Hier nochmal die Vorteile von LCN
1. keine Extra Datenleitung einfach ein Draht mehr in der NYM
2.Vieles Dezentral lösbar
3. Sehr leicht Erweiterbar weil siehe 1 und 2
schau Dir doch mal dieses System in ruhe an und besorg Dir mal Preise über den Grosshändler.
HDD


----------



## Oberchefe (20 Dezember 2005)

@HDD:
und schon wieder sind wir bei zentral weil billiger:


----------



## Oberchefe (20 Dezember 2005)

Und was meiner Meinung nach auch noch gegen LCN spricht:
die Abhängigkeit von einem Anbieter.

Wenn Wago pleite gehen sollte kann ich immer noch zu Beckhoff gehen. Sollten die auch nicht mehr können oder wollen, dann ersetze ich die SPS durch die eines anderen Anbieters, und zwar zentral im einreihigen Verteilerkasten (~30€) anstatt alle Dosen aufmachen zu müssen.

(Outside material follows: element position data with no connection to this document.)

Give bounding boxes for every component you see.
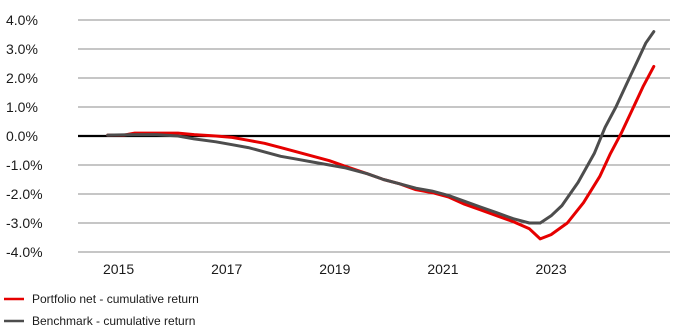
x-tick-label: 2015 xyxy=(103,261,134,277)
x-tick-label: 2017 xyxy=(211,261,242,277)
y-tick-label: 2.0% xyxy=(6,70,38,86)
benchmark-line xyxy=(106,30,656,225)
gridlines xyxy=(78,19,670,253)
legend-label: Benchmark - cumulative return xyxy=(32,314,195,328)
y-tick-label: 4.0% xyxy=(6,12,38,28)
portfolio-net-line xyxy=(106,64,656,241)
x-tick-label: 2019 xyxy=(319,261,350,277)
x-tick-label: 2023 xyxy=(535,261,566,277)
y-tick-label: -3.0% xyxy=(6,215,43,231)
y-tick-label: 0.0% xyxy=(6,128,38,144)
y-tick-label: -2.0% xyxy=(6,186,43,202)
y-tick-label: 3.0% xyxy=(6,41,38,57)
legend-label: Portfolio net - cumulative return xyxy=(32,292,199,306)
y-tick-label: -1.0% xyxy=(6,157,43,173)
series-lines xyxy=(106,30,656,241)
x-tick-label: 2021 xyxy=(427,261,458,277)
legend: Portfolio net - cumulative return Benchma… xyxy=(4,292,199,328)
y-tick-label: 1.0% xyxy=(6,99,38,115)
y-tick-label: -4.0% xyxy=(6,244,43,260)
y-axis: 4.0% 3.0% 2.0% 1.0% 0.0% -1.0% -2.0% -3.0% -4.0% xyxy=(6,12,43,260)
x-axis: 2015 2017 2019 2021 2023 xyxy=(103,261,567,277)
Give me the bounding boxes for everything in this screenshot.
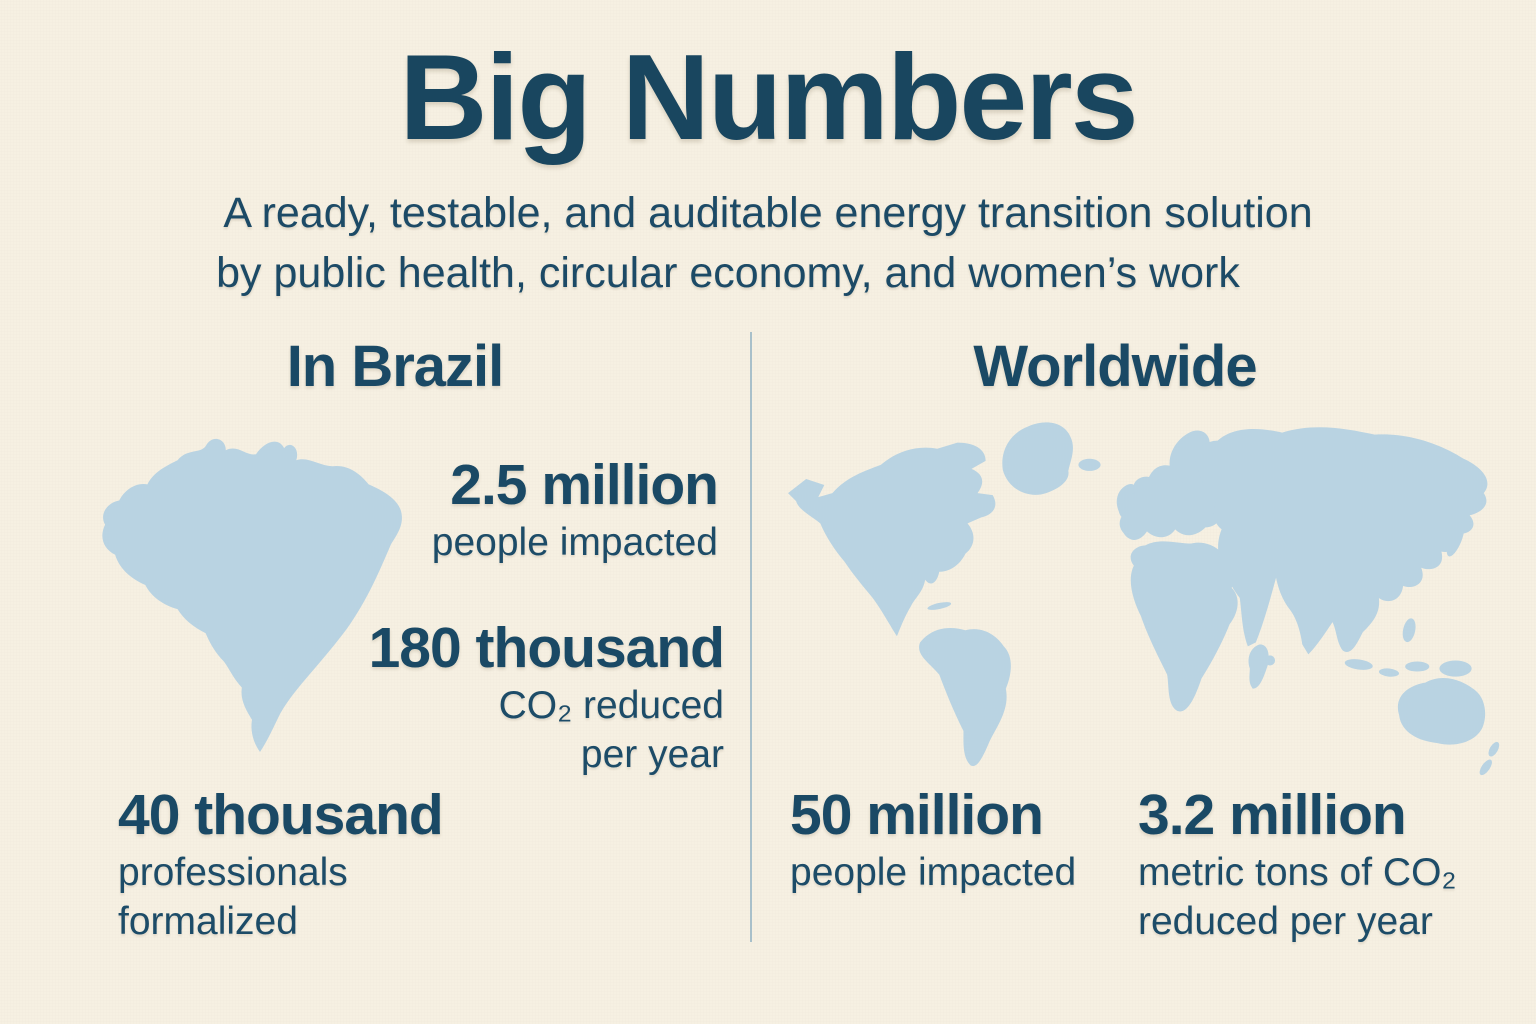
stat-brazil-people-impacted: 2.5 million people impacted (340, 452, 719, 567)
section-divider (750, 332, 752, 942)
stat-label: formalized (118, 900, 298, 943)
stat-label: people impacted (790, 851, 1077, 894)
stat-worldwide-people-impacted: 50 million people impacted (790, 782, 1150, 897)
stat-value: 2.5 million (450, 453, 719, 517)
stat-label: people impacted (431, 521, 718, 564)
stat-label: per year (580, 733, 724, 776)
page-title: Big Numbers (399, 29, 1138, 165)
stat-label: reduced per year (1138, 900, 1433, 943)
stat-worldwide-co2-reduced: 3.2 million metric tons of CO₂ reduced p… (1138, 782, 1518, 946)
stat-value: 50 million (790, 783, 1044, 847)
page-subtitle: A ready, testable, and auditable energy … (0, 183, 1536, 303)
worldwide-section-heading: Worldwide (973, 334, 1257, 399)
stat-value: 3.2 million (1138, 783, 1407, 847)
subtitle-line-2: by public health, circular economy, and … (216, 249, 1240, 297)
stat-label: professionals (118, 851, 348, 894)
stat-brazil-co2-reduced: 180 thousand CO₂ reduced per year (330, 615, 725, 779)
stat-label: CO₂ reduced (498, 684, 724, 727)
stat-value: 180 thousand (368, 616, 725, 680)
stat-brazil-professionals-formalized: 40 thousand professionals formalized (118, 782, 538, 946)
subtitle-line-1: A ready, testable, and auditable energy … (223, 189, 1313, 237)
stat-value: 40 thousand (118, 783, 444, 847)
brazil-section-heading: In Brazil (286, 334, 505, 399)
stat-label: metric tons of CO₂ (1138, 851, 1457, 894)
world-map-icon (788, 422, 1500, 776)
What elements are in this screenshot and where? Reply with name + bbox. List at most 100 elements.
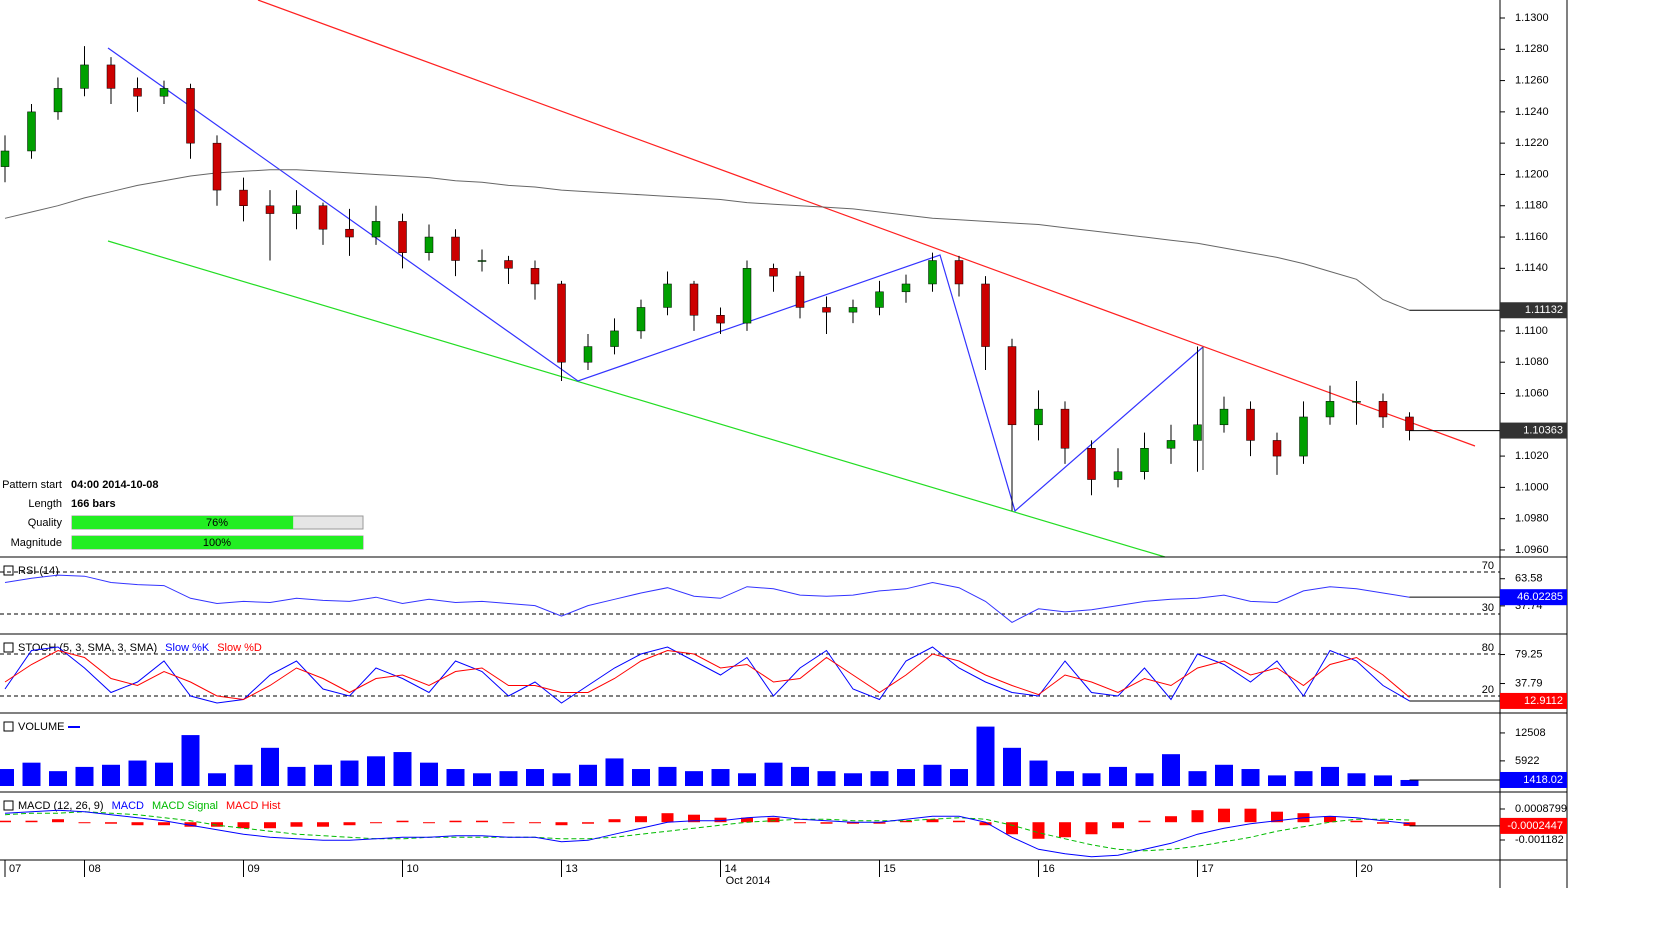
histogram-bar	[25, 820, 38, 823]
volume-bar	[950, 769, 968, 786]
x-tick-label: 07	[9, 863, 21, 875]
info-label: Magnitude	[11, 537, 62, 549]
x-tick-label: 10	[407, 863, 419, 875]
y-tick-label: 1.1160	[1515, 231, 1548, 243]
last-value-box	[1500, 422, 1567, 439]
last-value-label: 46.02285	[1517, 591, 1563, 603]
volume-bar	[1003, 747, 1021, 786]
histogram-bar	[661, 813, 674, 823]
volume-bar	[1162, 754, 1180, 786]
candle-body	[610, 330, 619, 347]
indicator-line	[4, 574, 1410, 623]
volume-bar	[499, 771, 518, 786]
volume-bar	[1029, 760, 1048, 786]
candle-body	[716, 315, 725, 324]
y-tick-label: 1.1300	[1515, 12, 1549, 24]
info-label: Pattern start	[2, 479, 62, 491]
volume-bar	[1268, 775, 1286, 786]
histogram-bar	[555, 822, 568, 826]
histogram-bar	[1006, 822, 1018, 835]
volume-bar	[685, 771, 703, 786]
candle-body	[451, 236, 460, 261]
histogram-bar	[529, 822, 541, 824]
last-value-box	[1500, 771, 1567, 788]
candle-body	[1405, 416, 1414, 431]
last-value-box	[1500, 692, 1567, 709]
histogram-bar	[423, 822, 435, 824]
histogram-bar	[1138, 820, 1151, 823]
y-tick-label: 1.1200	[1515, 168, 1549, 180]
info-value: 166 bars	[71, 498, 116, 510]
meter-fill	[72, 536, 363, 549]
y-tick-label: 1.1260	[1515, 74, 1549, 86]
x-axis-label: Oct 2014	[726, 875, 771, 887]
histogram-bar	[1403, 822, 1416, 826]
info-label: Quality	[28, 517, 63, 529]
volume-bar	[446, 769, 465, 786]
candle-body	[663, 283, 672, 308]
histogram-bar	[953, 820, 965, 823]
volume-bar	[844, 773, 862, 786]
histogram-bar	[1165, 816, 1177, 823]
resistance-line	[257, 0, 1476, 447]
histogram-bar	[767, 817, 780, 823]
volume-bar	[128, 760, 147, 786]
histogram-bar	[52, 819, 64, 823]
volume-bar	[817, 771, 836, 786]
candle-body	[1166, 440, 1176, 449]
candle-body	[1193, 424, 1202, 441]
y-tick-label: 0.0008799	[1515, 803, 1567, 815]
candle-body	[848, 307, 858, 313]
histogram-bar	[1244, 808, 1257, 823]
last-value-label: 12.9112	[1524, 695, 1563, 707]
panel-title: MACD (12, 26, 9)	[18, 800, 104, 812]
histogram-bar	[449, 820, 462, 823]
meter-fill	[72, 516, 294, 529]
volume-bar	[1294, 771, 1313, 786]
candle-body	[822, 307, 831, 313]
histogram-bar	[608, 819, 621, 823]
y-tick-label: 1.1080	[1515, 356, 1549, 368]
volume-bar	[526, 769, 544, 786]
candle-body	[928, 260, 937, 285]
pattern-zigzag	[107, 47, 1204, 513]
level-label: 20	[1482, 684, 1494, 696]
volume-bar	[1082, 773, 1101, 786]
y-tick-label: 1.1100	[1515, 325, 1548, 337]
candle-body	[1060, 408, 1070, 449]
candle-body	[689, 283, 699, 316]
histogram-bar	[184, 822, 197, 827]
histogram-bar	[131, 822, 144, 826]
volume-bar	[314, 764, 332, 786]
candle-body	[1219, 408, 1229, 426]
last-value-box	[1500, 817, 1567, 834]
histogram-bar	[290, 822, 303, 827]
candle-body	[477, 260, 487, 262]
histogram-bar	[688, 814, 700, 823]
pattern-info: Pattern start 04:00 2014-10-08 Length 16…	[2, 479, 158, 549]
histogram-bar	[158, 822, 170, 826]
level-label: 30	[1482, 602, 1494, 614]
histogram-bar	[317, 822, 329, 827]
last-value-label: 1.10363	[1523, 424, 1563, 436]
y-tick-label: -0.001182	[1515, 834, 1564, 846]
candle-body	[1034, 408, 1043, 426]
volume-bar	[1056, 771, 1074, 786]
candle-body	[1325, 401, 1335, 418]
indicator-line	[4, 646, 1410, 704]
y-tick-label: 37.79	[1515, 677, 1543, 689]
info-label: Length	[28, 498, 62, 510]
volume-bar	[75, 766, 94, 786]
candle-body	[371, 221, 381, 238]
legend-entry: MACD	[112, 800, 144, 812]
volume-bar	[658, 766, 677, 786]
last-value-box	[1500, 589, 1567, 606]
candle-body	[557, 283, 566, 363]
y-tick-label: 1.1000	[1515, 481, 1549, 493]
legend-entry: Slow %D	[217, 642, 262, 654]
histogram-bar	[264, 822, 276, 829]
x-tick-label: 08	[89, 863, 101, 875]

Abgesehen vom Preis (190 Euronen für ein LCN-UPP, ok ist in der Apotheke http://www.eas-y.de , aber wenn es auch nur die Hälfte wäre, da kommt eine in hohen Stückzahlen produzierte Standard-SPS allemal billiger pro Ein/Ausgang).


----------



## HDD (21 Dezember 2005)

Hallo Oberchefe,
ich habe ja auch geschrieben vieles und nicht alles ist dezentral machbar.
Und überlegmal welche Leitungen Du alle in Unterverteiler legen mußt um hier wirklich später alle Steckdosen und Lampen einzeln ansprechen zukönnen ich habe schon einige solcher Verteiler gesehen die sind größer
als in einem Hochhaus (Scherz) .Und zu der Tatsache mit der Datenleitung im NYM es werden schon einige Steuerleitungen bei Dir sein die Du legen mußt (Schlitze werden etwas größer) und was dann am Ende Billiger ist wird sich sehr schnell rausstellen . Das öffnen der Dosen sollte kein Problem sein da hier Geräte vormontiert sind.Aber ich wollte dich auch nicht überreden dieses System einzusetzten es sollte nur eine Anregung sein.
Kann sein das diese Firma mal pleite geht kann sein daß du dein Haus mal verkaufen willst und der Käufer sagt welches System haben sie den eingebaut was sagst du dann Sie brauchen einen Sps Prgrammierer um Lampe X von schalter Y einschalten zulassen? Dieses System wird schon von vielen E-Installateuren eingesetzt  die ich kenne.
HDD


----------



## funkturm23 (11 Januar 2006)

hallo an allen

habe 1995 mein neugebautes haus mit einer a250 sps versehen und steuere damit solar heizung licht und lüftung.
mann braucht schon einen schlaltschank im keller mit relais und schützen.
kann aber nur postive erfahrung weiter geben.
programmierung und änderungen kann ich mit den pc selbst vornehmen.


----------



## tomrey (4 Januar 2012)

@oberchefe:
"Ich für meinen Teil werde nächstes Jahr mein Haus mit Wago 750-841  ausstatten. Jedes Stockwerk ein eigener Controller, von da zu den  einzelnen Zimmern mit Klingeldraht, geschaltet wird die Leistung vor Ort  mit Relais."

das war wohl 2005..?
wurde das so realisiert?
gibt es einen erfahrungsbericht?
gruß


----------